The improbable journey was fitting for Mr. Stevens, a former Peace Corps volunteer who was fluent in Arabic and who had traveled throughout the Middle East. An easygoing but determined career diplomat, he had made the region the focus of his two-decade career.
Describing the episode during a visit to Washington, he played down the dangers inherent in opening a U.S. diplomatic mission in Benghazi. Instead, he focused on explaining his mission there: to support a democratic transition in Libya, which had been ruled by Moammar Gaddafi for four decades.

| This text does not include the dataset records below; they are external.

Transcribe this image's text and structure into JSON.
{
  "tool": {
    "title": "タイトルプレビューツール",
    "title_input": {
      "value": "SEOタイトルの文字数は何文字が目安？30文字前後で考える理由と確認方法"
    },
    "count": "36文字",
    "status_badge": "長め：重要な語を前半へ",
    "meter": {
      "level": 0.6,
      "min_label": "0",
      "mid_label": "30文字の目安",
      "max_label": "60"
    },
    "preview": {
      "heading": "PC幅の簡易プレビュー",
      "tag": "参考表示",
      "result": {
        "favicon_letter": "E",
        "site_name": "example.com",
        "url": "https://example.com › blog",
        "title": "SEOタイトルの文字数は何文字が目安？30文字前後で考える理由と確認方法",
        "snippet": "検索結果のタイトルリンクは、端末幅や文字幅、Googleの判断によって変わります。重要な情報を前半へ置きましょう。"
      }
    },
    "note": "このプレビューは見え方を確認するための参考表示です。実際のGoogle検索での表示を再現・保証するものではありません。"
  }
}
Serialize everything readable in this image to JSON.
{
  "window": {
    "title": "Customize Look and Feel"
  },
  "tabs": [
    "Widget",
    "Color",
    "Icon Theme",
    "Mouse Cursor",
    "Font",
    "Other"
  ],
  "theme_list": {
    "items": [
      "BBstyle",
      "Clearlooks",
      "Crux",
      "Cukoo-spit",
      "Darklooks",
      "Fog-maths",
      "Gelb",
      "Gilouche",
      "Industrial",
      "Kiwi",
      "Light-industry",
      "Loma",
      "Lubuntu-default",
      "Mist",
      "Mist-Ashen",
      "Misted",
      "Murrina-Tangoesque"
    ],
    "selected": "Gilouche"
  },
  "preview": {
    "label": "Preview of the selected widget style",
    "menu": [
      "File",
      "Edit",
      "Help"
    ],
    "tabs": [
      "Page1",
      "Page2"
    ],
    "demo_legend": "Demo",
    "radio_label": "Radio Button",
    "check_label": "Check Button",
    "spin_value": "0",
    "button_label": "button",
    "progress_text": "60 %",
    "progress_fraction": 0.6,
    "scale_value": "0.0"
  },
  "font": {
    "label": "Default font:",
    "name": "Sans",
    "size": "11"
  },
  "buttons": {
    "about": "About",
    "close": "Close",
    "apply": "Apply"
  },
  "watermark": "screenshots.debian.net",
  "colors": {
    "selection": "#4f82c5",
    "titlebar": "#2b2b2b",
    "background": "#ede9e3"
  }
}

“It’s especially tragic that Chris Stevens died in Benghazi, because it is a city that he helped to save,” President Obama, standing alongside Secretary of State Hillary Rodham Clinton, said in a brief tribute Wednesday at the White House. “He worked tirelessly to support this young democracy.”
The attack on the U.S. Consulate building also killed diplomat Sean Smith, 34, an Air Force veteran who had served in various U.S. missions over the past decade, as well as two other diplomats whose identities have not been released, pending notification of their families. Mr. Stevens, 52, was the first sitting U.S. ambassador to be killed in a violent attack since 1979.
Officials said the ambassador, who was stationed at the embassy in Tripoli, was visiting the consulate at the time of the attack. The apparent cause of his death was smoke inhalation, according to several U.S. officials briefed on the attack, although the State Department has not confirmed that.
‘Courage and talent’
Funny and charming, with a broad smile and wide curiosity, Mr. Stevens made friends easily and kept them, colleagues said. He was well-known for haggling at the shops of the Old City in Jerusalem and lingering over coffee in the walled Old City in Tripoli.
“We were on opposite sides in a way,” said Ghaith al-Omari, a former top adviser to the Palestinian Authority who first dealt with Mr. Stevens during peace negotiations.
“During a meeting, he was very proper and professional. Having a coffee after the meeting, he was very friendly” and asked a lot of questions, Omari said. “You ended up with a diplomat who had texture.”
Deputy Secretary of State William J. Burns said Wednesday that he had followed Mr. Stevens’s career and believed him to be one of “the very finest officers of his generation in the Foreign Service.”